Evet, mükemmel bir tekne, fişek gibi bir ekip ve durmadan işleyen bir (dizi) beyin. Karşılarında Neptün’ün elinde ne varsa üzerlerine saldığı (ya da salmadığı) doğa güçleri. Harika bir kombinasyon değil mi? Kesinlikle…

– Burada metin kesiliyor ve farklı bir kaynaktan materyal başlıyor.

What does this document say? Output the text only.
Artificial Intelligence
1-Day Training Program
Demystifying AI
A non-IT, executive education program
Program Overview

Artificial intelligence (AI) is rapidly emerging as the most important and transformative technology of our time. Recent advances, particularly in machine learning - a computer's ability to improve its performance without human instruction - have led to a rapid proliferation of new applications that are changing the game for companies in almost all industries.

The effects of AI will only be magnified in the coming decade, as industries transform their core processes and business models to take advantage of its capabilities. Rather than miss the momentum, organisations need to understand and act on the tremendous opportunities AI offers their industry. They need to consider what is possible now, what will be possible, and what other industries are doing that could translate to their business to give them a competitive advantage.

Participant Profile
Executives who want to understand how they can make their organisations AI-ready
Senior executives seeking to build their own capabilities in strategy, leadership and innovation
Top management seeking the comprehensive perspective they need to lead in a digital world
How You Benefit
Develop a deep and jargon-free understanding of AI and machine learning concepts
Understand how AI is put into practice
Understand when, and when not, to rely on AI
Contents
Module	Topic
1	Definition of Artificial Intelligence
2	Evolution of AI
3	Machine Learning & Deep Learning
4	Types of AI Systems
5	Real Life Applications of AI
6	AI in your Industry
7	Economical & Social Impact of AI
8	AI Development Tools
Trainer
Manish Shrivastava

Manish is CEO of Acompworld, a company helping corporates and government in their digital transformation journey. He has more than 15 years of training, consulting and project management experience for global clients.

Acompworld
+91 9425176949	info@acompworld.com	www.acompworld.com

Volvo Ocean Race üç yılda bir düzenleniyor. 2011-2012 serisi Kasım ayında İspanya’nın Alicante limanında başladı. Sırasıyla Güney Afrika’da Cape Town, Birleşik Arap Emirlikleri’nde Abu Dabi, Çin’de Sanya, Yen Zelanda’da Auckland, Brezilya’da Itajai, Amerika Birleşik Devletleri’nde Miami, Portekiz’de Lizbon, Fransa’da Lorient limanlarına uğranacak. Yarış İrlanda’nın Galway limanında sona erecek. Uzun ve zorlu açık deniz etapları yanında her limanda bir de limaniçi yarışı var, özellikle seyir amaçlı. Yarışa altı takım katılıyor: Franck Cammas liderliğinde Groupama (Fransa), iki olimpiyat madalyalı ve son Volvo Ocean Race birincisi Ian Walker önderliğinde Abu Dhabi Ocean Racing (Birleşik Arap Emirlikleri), Ken Read skipper’lığında PUMA Ocean Racing powered by BERG, Chris Nicholson ve ekibi ile CAMPER with Emirates Team New Zealand, iki kez Volvo Ocean Race kazanmış Mike Sanderson yönetiminde Team Sanya (Çin) ve iki olimpiyat madalyalı efsanevi skipper Iker Martinez ile Team Telefonica (İspanya).
İlk iki etap sonunda her iki etabı da önde bitiren Team Telefonica 66 puanla önde götürüyor yarışı. CAMPER 58 ve Groupama 42 puanla izliyorlar onları. Üçüncü etap bugün Adu Dabi limaniçi yarışı ile başlayacak. Yarın da ekipler Sanya için çıkacaklar. (Daha doğrusu Somalili korsanlara bulaşmamak için kısa bir sprint yarışı sonrasında bir gemiye yüklenecekler ve Hint Okyanusu’nda bilinmeyen bir limana taşınacaklar, yarış oradan yeniden başlayacak.)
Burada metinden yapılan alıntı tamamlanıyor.